Not everybody has a father who took part in creating the most destructive weapon known to humankind and also developed the prototypical lens system for making wide-screen movies. Quite a few people have mothers who pared down their youthful aspirations as they turned their attention to raising a family. Most people have parents who lived a fair portion of their early lives unfettered by preoccupation with children’s needs, unaware of the limitations imposed by exigency, and full of the intoxicating sense that their whole lives lay ahead of them. We usually don’t really know these people who became our parents, and often don’t care to know them until it’s too late.

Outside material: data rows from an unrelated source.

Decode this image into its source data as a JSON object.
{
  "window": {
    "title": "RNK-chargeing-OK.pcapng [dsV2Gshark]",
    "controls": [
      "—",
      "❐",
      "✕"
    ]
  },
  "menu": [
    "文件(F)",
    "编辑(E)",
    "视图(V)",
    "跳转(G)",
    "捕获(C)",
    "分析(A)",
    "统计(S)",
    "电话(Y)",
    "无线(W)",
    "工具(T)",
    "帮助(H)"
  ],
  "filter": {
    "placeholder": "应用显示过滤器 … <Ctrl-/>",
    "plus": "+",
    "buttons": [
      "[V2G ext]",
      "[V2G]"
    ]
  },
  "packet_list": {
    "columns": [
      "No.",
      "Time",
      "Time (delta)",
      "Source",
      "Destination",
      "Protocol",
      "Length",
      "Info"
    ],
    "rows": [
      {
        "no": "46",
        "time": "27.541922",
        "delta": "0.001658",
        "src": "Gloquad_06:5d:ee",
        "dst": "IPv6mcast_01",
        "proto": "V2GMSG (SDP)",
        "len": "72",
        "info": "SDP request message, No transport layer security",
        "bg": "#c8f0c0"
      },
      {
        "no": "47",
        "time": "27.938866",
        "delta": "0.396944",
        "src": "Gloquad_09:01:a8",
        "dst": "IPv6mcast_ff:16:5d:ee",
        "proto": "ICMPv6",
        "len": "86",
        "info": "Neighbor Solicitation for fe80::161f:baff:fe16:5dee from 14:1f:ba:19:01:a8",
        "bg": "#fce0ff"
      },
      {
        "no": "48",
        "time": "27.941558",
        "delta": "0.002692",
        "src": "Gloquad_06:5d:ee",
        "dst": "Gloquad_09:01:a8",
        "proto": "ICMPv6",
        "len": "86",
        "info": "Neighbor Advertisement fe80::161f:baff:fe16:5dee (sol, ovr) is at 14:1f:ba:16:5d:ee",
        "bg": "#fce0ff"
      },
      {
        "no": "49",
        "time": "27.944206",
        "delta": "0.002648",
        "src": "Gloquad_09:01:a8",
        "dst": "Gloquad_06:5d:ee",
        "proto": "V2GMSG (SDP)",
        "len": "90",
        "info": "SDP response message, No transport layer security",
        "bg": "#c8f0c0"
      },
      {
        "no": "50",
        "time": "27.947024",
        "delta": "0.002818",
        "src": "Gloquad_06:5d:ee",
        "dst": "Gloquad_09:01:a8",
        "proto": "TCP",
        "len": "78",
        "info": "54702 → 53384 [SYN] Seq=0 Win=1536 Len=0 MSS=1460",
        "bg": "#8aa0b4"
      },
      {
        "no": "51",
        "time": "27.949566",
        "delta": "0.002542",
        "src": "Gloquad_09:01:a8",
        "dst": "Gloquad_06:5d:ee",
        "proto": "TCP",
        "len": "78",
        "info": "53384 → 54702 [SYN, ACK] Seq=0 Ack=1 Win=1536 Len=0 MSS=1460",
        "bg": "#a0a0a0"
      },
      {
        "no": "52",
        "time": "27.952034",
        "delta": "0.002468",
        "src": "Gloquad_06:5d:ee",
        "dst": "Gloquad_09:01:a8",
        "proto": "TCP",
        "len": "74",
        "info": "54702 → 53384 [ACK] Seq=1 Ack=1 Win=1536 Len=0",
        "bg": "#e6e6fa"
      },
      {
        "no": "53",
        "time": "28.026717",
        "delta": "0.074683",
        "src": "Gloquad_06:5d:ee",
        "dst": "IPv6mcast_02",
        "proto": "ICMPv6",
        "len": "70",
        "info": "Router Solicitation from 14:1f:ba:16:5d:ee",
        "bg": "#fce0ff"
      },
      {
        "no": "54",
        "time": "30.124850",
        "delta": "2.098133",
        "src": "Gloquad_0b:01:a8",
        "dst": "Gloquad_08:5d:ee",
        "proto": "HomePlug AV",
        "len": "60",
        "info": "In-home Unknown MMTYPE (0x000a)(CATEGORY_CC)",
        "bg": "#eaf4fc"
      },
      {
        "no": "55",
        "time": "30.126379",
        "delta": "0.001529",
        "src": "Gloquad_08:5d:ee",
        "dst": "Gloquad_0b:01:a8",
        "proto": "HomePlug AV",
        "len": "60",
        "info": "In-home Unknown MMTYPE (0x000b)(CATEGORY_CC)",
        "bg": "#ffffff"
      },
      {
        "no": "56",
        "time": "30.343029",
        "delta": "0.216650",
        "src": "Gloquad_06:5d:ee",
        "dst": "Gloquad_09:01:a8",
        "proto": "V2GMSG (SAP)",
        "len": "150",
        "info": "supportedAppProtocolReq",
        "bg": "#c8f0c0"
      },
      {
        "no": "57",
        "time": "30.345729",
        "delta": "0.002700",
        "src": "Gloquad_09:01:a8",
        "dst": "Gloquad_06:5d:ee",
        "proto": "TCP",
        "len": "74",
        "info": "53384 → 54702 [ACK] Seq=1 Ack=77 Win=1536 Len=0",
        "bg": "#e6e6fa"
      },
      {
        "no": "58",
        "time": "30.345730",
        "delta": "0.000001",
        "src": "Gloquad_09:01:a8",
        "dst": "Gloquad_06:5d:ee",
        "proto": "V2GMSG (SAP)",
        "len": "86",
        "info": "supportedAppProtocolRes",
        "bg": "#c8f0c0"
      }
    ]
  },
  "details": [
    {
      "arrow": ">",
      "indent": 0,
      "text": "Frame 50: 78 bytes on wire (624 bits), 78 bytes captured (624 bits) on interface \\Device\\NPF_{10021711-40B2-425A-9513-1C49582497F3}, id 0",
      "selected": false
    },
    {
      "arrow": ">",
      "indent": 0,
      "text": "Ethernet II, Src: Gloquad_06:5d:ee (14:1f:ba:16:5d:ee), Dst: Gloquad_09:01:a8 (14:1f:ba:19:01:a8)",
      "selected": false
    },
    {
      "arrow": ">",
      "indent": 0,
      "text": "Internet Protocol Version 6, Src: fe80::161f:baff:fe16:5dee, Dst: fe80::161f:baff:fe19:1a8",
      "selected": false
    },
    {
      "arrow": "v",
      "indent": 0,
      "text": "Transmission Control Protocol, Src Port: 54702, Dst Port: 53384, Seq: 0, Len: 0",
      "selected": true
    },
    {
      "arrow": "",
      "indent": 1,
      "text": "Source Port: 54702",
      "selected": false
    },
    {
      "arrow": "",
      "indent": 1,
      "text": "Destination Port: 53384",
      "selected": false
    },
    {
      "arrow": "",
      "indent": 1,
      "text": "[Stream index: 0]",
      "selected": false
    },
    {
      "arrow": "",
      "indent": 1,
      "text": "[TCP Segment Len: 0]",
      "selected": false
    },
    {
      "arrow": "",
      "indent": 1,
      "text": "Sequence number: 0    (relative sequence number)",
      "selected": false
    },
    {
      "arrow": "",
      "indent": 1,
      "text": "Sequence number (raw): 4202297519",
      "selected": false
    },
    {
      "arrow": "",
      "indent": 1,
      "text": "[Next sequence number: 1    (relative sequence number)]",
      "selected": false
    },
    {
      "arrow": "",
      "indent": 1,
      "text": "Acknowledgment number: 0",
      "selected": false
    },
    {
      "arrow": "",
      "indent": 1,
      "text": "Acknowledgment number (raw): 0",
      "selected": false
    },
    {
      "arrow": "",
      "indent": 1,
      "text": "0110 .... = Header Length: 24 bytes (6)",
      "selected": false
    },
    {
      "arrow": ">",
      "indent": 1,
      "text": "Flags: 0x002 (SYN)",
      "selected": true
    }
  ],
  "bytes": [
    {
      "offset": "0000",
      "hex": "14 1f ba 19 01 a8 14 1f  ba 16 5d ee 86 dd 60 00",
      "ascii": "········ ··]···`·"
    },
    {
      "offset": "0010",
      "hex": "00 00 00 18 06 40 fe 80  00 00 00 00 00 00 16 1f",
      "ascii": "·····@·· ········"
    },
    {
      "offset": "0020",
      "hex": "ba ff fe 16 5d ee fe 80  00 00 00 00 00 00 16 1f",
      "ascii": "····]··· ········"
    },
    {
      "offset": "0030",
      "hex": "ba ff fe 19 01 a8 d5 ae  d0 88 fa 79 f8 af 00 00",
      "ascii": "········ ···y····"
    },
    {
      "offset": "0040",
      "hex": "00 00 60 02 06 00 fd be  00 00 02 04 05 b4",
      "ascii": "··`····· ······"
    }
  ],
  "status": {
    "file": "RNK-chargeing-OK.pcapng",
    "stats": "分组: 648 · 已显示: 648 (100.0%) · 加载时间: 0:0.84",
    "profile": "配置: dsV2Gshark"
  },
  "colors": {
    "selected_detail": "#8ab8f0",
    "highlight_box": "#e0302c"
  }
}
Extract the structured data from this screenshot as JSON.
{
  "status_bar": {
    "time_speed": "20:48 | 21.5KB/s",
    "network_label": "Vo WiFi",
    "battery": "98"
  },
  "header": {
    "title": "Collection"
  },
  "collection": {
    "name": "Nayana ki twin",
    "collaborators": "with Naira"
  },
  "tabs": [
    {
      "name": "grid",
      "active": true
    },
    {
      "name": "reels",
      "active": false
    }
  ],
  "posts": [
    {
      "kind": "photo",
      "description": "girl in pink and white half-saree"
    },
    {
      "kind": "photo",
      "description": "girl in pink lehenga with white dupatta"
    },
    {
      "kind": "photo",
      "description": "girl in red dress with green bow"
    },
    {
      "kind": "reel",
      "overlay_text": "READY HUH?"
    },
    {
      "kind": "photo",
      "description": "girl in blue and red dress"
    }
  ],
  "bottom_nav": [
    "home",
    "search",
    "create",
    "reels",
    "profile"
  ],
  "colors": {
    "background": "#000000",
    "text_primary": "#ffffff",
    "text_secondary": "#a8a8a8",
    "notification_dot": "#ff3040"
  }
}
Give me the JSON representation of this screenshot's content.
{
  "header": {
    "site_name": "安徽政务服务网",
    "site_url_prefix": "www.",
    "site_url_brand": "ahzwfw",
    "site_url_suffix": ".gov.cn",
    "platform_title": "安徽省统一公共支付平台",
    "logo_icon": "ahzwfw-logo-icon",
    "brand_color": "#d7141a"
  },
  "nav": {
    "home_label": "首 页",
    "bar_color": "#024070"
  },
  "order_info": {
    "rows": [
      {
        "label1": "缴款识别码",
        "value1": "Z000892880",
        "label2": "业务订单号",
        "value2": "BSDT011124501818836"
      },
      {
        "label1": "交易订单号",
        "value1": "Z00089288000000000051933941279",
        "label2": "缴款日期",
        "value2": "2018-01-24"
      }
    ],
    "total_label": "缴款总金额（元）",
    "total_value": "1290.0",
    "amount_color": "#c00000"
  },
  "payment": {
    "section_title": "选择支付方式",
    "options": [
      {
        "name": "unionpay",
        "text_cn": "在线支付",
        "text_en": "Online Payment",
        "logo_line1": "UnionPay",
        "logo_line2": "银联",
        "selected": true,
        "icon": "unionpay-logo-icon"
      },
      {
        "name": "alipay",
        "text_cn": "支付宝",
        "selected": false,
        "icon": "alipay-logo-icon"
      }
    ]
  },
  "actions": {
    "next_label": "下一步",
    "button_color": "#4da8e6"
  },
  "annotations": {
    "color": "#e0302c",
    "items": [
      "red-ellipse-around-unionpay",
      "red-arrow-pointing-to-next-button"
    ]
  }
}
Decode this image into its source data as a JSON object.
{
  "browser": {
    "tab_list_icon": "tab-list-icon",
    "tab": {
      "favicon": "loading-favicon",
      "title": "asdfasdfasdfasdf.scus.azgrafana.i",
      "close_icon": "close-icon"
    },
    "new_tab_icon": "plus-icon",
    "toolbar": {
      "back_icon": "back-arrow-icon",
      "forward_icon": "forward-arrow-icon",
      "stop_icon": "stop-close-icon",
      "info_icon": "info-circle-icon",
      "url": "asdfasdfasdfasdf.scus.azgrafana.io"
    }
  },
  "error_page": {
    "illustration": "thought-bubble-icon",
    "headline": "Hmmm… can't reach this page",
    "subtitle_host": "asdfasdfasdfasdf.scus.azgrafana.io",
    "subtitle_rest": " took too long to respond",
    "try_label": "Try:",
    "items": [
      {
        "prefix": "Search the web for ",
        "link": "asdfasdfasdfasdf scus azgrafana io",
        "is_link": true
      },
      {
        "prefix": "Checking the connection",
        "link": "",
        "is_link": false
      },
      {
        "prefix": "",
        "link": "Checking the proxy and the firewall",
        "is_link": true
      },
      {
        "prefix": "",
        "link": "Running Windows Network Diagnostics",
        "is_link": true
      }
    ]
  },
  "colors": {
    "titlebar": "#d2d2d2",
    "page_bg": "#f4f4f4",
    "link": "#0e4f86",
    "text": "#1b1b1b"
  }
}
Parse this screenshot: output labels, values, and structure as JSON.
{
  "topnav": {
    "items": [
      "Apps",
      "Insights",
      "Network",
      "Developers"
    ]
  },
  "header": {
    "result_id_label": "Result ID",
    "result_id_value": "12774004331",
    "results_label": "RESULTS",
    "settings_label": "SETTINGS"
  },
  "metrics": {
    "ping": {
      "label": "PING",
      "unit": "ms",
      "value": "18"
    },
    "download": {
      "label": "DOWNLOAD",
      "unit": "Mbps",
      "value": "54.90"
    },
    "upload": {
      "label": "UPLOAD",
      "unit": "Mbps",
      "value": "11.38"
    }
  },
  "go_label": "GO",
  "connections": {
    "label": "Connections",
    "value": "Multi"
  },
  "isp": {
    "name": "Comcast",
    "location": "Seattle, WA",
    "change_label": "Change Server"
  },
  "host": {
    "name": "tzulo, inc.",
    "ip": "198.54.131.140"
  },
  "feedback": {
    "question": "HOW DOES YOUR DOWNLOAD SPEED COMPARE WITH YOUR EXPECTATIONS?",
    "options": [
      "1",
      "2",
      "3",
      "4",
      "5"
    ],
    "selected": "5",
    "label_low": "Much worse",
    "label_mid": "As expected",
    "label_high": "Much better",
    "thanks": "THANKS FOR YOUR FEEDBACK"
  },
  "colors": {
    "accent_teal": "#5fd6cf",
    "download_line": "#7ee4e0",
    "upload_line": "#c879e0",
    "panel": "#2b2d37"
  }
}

So many of us are too focused on creating our own lives, trying to ensure that they are something other than our parents’ lives. So we fail to pay attention to who our parents were before they became the parents with whom we are familiar. By the time we wonder who they were their stories are often inaccessible to us. Pomegranate Jelly, A Cold War Family Preserved, is the story of these parents and their involvement with each other and with their world. The narrative reveals individual and family evolution in a historical context, explores motivating factors that led a pacifist couple into careers supporting defense technology for the military-industrial complex, and ponders human attributes of idealism, incongruence, denial, resignation and resilience. This is a story of true love--love for each other, for children, and for humanity.